Christmas Countdown #15 = Ornaments, part I

Oh, how I love Christmas ornaments! We started to unpack them and decorate the tree tonight. We don’t have one-tenth of them out yet – as Quinland says, this will probably be a three-part series, because we must give the ornaments their rightful airtime – so this is just a brief peek.

Let’s start with some childhood ornaments made by David and me. His is made from a yogurt lid and mine from felt:

Here are a few I bought in college, when I worked at a Christmas store at Washington Square. The skier is hilarious; it was missing one ski pole when I bought it, so it was marked way down and I just pretended he had dropped it. Over the years, that entire arm fell off. Can’t really explain that one away as easily.

   

I love crocheted-lace ornaments. In addition to a gazillion snowflakes, I have collected some special ones over the years. The bells represent the year we got married; the little angel is for our first baby, who we lost in a second-trimester miscarriage; the baby shoes, my little baby Quinland’s first Christmas.

      

These all remind me of tiny Quinland.  Glenda, my principal at St.

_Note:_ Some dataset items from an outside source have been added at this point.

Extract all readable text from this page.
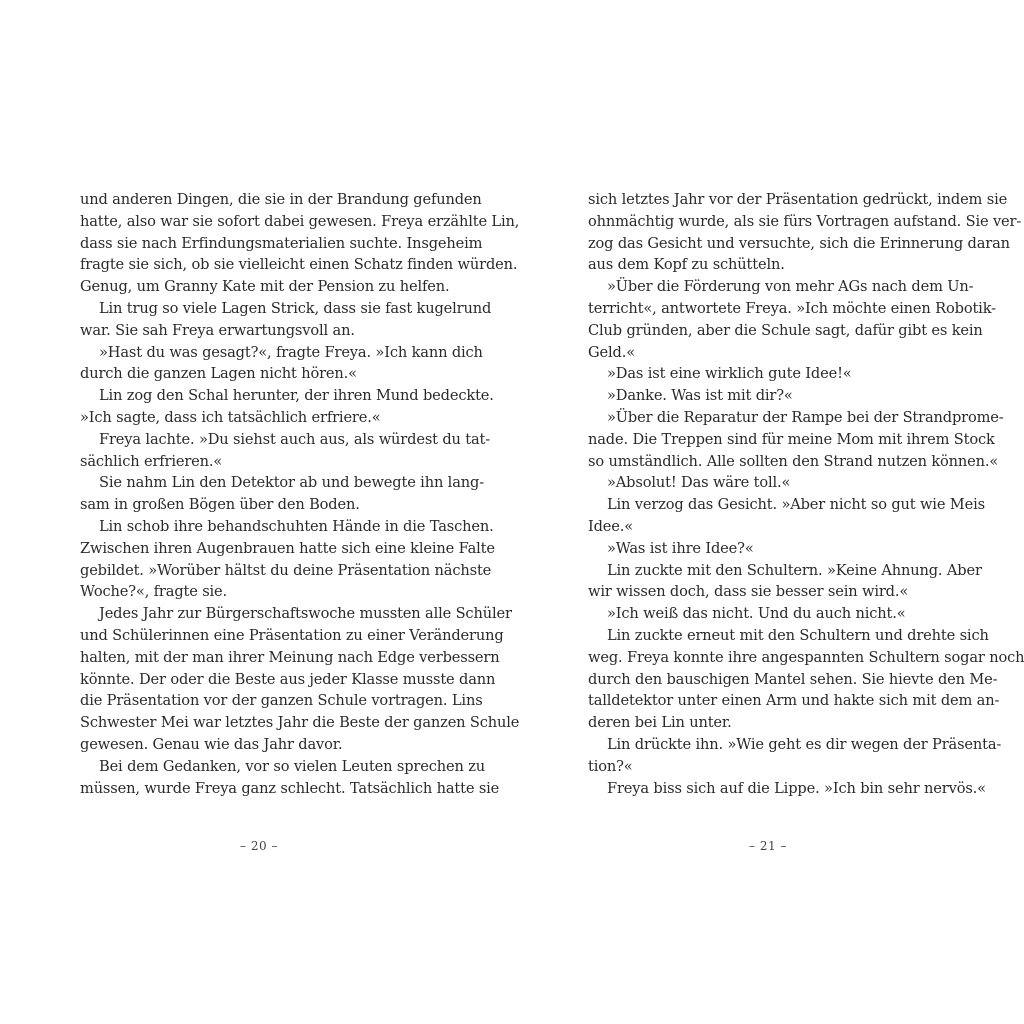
und anderen Dingen, die sie in der Brandung gefunden
hatte, also war sie sofort dabei gewesen. Freya erzählte Lin,
dass sie nach Erfindungsmaterialien suchte. Insgeheim
fragte sie sich, ob sie vielleicht einen Schatz finden würden.
Genug, um Granny Kate mit der Pension zu helfen.
Lin trug so viele Lagen Strick, dass sie fast kugelrund
war. Sie sah Freya erwartungsvoll an.
»Hast du was gesagt?«, fragte Freya. »Ich kann dich
durch die ganzen Lagen nicht hören.«
Lin zog den Schal herunter, der ihren Mund bedeckte.
»Ich sagte, dass ich tatsächlich erfriere.«
Freya lachte. »Du siehst auch aus, als würdest du tat-
sächlich erfrieren.«
Sie nahm Lin den Detektor ab und bewegte ihn lang-
sam in großen Bögen über den Boden.
Lin schob ihre behandschuhten Hände in die Taschen.
Zwischen ihren Augenbrauen hatte sich eine kleine Falte
gebildet. »Worüber hältst du deine Präsentation nächste
Woche?«, fragte sie.
Jedes Jahr zur Bürgerschaftswoche mussten alle Schüler
und Schülerinnen eine Präsentation zu einer Veränderung
halten, mit der man ihrer Meinung nach Edge verbessern
könnte. Der oder die Beste aus jeder Klasse musste dann
die Präsentation vor der ganzen Schule vortragen. Lins
Schwester Mei war letztes Jahr die Beste der ganzen Schule
gewesen. Genau wie das Jahr davor.
Bei dem Gedanken, vor so vielen Leuten sprechen zu
müssen, wurde Freya ganz schlecht. Tatsächlich hatte sie
– 20 –
sich letztes Jahr vor der Präsentation gedrückt, indem sie
ohnmächtig wurde, als sie fürs Vortragen aufstand. Sie ver-
zog das Gesicht und versuchte, sich die Erinnerung daran
aus dem Kopf zu schütteln.
»Über die Förderung von mehr AGs nach dem Un-
terricht«, antwortete Freya. »Ich möchte einen Robotik-
Club gründen, aber die Schule sagt, dafür gibt es kein
Geld.«
»Das ist eine wirklich gute Idee!«
»Danke. Was ist mit dir?«
»Über die Reparatur der Rampe bei der Strandprome-
nade. Die Treppen sind für meine Mom mit ihrem Stock
so umständlich. Alle sollten den Strand nutzen können.«
»Absolut! Das wäre toll.«
Lin verzog das Gesicht. »Aber nicht so gut wie Meis
Idee.«
»Was ist ihre Idee?«
Lin zuckte mit den Schultern. »Keine Ahnung. Aber
wir wissen doch, dass sie besser sein wird.«
»Ich weiß das nicht. Und du auch nicht.«
Lin zuckte erneut mit den Schultern und drehte sich
weg. Freya konnte ihre angespannten Schultern sogar noch
durch den bauschigen Mantel sehen. Sie hievte den Me-
talldetektor unter einen Arm und hakte sich mit dem an-
deren bei Lin unter.
Lin drückte ihn. »Wie geht es dir wegen der Präsenta-
tion?«
Freya biss sich auf die Lippe. »Ich bin sehr nervös.«
– 21 –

Agatha, gave Quinland the little girl ornament for her first Christmas. The paper plate ornament was made by Quinland at our friend Judy’s when she was taking care of Q. The curled-paper one was given to Quinland by Ian, one of her first classmates at Tualatin Valley Preschool.

Here are a couple that remind me of my extended family. My cousin Penny made the egg ornament from a real egg, Ukrainian-style, 20+ years ago. My nephew Cullen made the little stocking ornament when he was three.

   

Last, but by no means least, we have what may be the most famous ornament on our tree: the Sheep Head On A Stick. We do not ask what it symbolizes; we just accept its sheer awesomeness.

More ornament goodness will follow tomorrow!

Daily Check-In:

  • I’m grateful! that the line at the Post Office was so much better than I expected today.
  • I’m lighter! I had a lovely lunch out with Deb today, and for a fun night with Quinland tonight.